Five years later, BMW is reaping the rewards of its more circumspect strategy. In July, the company actually sold more electric cars in Europe than the global EV leader Tesla, according to market research firm Jato Dynamics.
But BMW’s EVs are even today still just adapted versions of combustion-engined models, built on the same production lines.
Back in 2019, BMW stood in opposition to the Volkswagen Group, which was about to show the first model based on its EV-specific MEB platform, to be built at a plant outfitted for just that platform.
Indeed, the ousting of Zipse’s predecessor Harald Krüger was widely attributed to his failure to provide clarity on BMW’s own EV strategy after becoming a pioneer with the well-liked but costly i3.
BMW gambled on a cautious approach. Rather than redesigning the car to unlock the potential of the electric drivetrain (for example by liberating more cabin space, as Volkswagen claimed), it offered electric as just another drivetrain choice.
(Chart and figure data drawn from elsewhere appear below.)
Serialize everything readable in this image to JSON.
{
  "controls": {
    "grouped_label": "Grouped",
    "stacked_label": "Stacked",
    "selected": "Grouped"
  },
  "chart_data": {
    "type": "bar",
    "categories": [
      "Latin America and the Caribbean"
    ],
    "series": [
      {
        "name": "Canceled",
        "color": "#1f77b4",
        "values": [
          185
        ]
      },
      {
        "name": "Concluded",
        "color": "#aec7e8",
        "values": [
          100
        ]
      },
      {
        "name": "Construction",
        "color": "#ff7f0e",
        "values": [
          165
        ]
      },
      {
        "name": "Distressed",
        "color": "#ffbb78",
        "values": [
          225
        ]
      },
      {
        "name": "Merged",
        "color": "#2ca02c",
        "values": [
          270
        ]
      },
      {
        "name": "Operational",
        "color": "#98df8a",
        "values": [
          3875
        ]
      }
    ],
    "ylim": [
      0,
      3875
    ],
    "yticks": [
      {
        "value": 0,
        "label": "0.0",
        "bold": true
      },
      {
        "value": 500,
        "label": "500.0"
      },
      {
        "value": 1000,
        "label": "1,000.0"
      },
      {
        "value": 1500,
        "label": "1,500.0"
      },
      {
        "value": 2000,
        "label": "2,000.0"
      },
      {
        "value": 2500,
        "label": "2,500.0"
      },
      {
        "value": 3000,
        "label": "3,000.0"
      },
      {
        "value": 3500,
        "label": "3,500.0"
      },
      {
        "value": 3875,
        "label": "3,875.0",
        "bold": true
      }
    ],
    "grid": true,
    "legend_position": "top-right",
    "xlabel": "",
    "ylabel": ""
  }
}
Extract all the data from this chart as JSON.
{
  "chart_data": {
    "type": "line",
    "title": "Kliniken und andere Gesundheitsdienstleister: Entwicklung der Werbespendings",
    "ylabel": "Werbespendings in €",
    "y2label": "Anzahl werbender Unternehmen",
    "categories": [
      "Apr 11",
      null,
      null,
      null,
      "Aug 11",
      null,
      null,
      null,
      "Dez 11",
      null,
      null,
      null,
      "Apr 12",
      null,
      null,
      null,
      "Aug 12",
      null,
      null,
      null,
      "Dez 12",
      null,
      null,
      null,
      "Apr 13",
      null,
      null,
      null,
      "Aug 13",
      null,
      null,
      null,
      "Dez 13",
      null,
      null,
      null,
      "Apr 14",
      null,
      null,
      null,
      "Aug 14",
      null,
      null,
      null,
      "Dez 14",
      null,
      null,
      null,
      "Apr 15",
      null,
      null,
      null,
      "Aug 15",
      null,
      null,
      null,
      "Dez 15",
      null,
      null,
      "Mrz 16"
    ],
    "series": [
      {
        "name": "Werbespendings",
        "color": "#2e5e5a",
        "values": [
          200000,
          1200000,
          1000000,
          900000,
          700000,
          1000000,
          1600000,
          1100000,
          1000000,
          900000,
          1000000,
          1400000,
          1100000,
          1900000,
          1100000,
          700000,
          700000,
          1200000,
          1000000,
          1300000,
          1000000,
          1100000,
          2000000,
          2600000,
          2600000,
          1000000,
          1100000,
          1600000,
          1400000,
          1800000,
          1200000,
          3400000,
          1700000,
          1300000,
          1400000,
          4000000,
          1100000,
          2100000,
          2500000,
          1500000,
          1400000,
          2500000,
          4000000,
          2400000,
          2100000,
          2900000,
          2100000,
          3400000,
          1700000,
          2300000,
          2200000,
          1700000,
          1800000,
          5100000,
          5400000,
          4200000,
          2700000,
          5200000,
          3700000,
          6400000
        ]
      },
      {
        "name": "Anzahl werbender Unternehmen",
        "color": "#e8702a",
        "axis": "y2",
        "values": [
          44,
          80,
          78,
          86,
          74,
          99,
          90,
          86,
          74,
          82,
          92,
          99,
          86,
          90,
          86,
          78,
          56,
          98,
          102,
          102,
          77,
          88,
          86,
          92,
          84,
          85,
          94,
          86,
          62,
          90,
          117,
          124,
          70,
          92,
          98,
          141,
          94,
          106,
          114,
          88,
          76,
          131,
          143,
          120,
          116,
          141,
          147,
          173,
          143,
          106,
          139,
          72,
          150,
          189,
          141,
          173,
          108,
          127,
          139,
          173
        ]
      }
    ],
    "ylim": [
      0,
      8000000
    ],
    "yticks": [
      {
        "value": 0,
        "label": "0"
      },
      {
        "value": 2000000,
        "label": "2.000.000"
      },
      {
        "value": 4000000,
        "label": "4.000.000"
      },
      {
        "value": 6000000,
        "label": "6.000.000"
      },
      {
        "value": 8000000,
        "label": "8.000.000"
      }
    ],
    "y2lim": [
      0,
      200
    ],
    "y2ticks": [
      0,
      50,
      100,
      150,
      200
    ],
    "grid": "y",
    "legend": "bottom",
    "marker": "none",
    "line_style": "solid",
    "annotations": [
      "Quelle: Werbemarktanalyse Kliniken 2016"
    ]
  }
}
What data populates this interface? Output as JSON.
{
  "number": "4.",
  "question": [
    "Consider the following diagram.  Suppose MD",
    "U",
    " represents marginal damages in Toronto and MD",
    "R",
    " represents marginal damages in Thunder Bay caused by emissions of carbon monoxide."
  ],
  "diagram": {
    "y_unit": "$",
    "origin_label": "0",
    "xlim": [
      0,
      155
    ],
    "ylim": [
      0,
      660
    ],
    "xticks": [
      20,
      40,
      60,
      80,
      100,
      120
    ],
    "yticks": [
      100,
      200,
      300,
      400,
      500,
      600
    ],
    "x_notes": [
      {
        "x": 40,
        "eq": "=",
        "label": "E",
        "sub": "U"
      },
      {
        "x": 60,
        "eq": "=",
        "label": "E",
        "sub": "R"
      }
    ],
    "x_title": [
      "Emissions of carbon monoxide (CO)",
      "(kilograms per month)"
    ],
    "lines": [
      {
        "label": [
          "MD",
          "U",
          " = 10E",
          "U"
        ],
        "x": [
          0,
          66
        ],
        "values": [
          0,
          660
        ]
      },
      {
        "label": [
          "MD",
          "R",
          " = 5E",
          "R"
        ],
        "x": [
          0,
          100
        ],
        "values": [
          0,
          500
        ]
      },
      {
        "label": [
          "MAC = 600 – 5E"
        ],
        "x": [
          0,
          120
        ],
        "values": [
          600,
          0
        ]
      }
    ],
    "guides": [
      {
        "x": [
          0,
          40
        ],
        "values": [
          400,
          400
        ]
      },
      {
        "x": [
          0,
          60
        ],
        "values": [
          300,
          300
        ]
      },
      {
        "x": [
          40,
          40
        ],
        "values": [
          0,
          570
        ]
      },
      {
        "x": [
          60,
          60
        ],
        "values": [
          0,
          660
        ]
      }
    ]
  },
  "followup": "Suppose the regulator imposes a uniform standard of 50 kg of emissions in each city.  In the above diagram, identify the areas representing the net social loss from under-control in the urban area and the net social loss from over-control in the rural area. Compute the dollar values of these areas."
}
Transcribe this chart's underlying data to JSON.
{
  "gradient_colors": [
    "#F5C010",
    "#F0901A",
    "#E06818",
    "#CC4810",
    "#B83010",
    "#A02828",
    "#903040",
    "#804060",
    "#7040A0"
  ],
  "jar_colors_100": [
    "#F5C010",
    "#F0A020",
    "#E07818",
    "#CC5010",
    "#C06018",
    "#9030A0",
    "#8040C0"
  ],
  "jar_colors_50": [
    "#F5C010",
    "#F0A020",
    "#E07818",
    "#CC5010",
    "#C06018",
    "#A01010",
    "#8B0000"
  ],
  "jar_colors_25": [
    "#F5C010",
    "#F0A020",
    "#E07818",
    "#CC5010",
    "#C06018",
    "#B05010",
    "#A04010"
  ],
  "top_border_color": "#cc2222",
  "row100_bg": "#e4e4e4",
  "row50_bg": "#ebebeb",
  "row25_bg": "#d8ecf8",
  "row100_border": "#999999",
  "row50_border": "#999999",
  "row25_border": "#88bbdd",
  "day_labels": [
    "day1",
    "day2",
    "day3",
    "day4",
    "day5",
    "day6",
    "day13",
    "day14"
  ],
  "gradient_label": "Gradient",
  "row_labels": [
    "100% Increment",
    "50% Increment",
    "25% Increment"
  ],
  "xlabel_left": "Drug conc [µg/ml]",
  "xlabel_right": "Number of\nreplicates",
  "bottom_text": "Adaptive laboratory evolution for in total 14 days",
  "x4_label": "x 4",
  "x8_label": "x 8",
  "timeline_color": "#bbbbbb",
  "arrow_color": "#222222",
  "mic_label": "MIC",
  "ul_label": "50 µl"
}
“You won’t feel difference as a customer. You maybe will find 2kg here and 2kg there, but that is not relevant for a buying decision,” Zipse said back in 2019.
Fast-forward five years and not only is BMW is Europe’s number-two EV seller, but it also has buoyant profits, at €3.7 billion (£3.1bn) in the second quarter to the end of June, translating into a margin of 10.5%.
“Many years ago, we bet on the right strategy to be as flexible as possible,” Zipse said on the company’s second-quarter earnings call. “You're better prepared if you have ultimate flexible portfolio and an ultimate process competence to react to these things.”
This much cheaper strategy is now seen as the gold standard for companies as they recalibrate for a lumpier demand for EVs than expected.
“Car companies at the moment are forced to work with two three drivetrains: BEV, hybrid or ICE. What we see is that flexibility is very valuable,” said Ingo Stein, head of automotive at consultancy Bain & Company. “You can balance the demand shift much easier than a company that produces different cars with different drivetrains.”
In Europe and particularly the US, companies are shifting more of their production to hybrids after the expected EV boom hasn’t materialised at the speed first envisaged after Tesla’s original spectacular stock rise.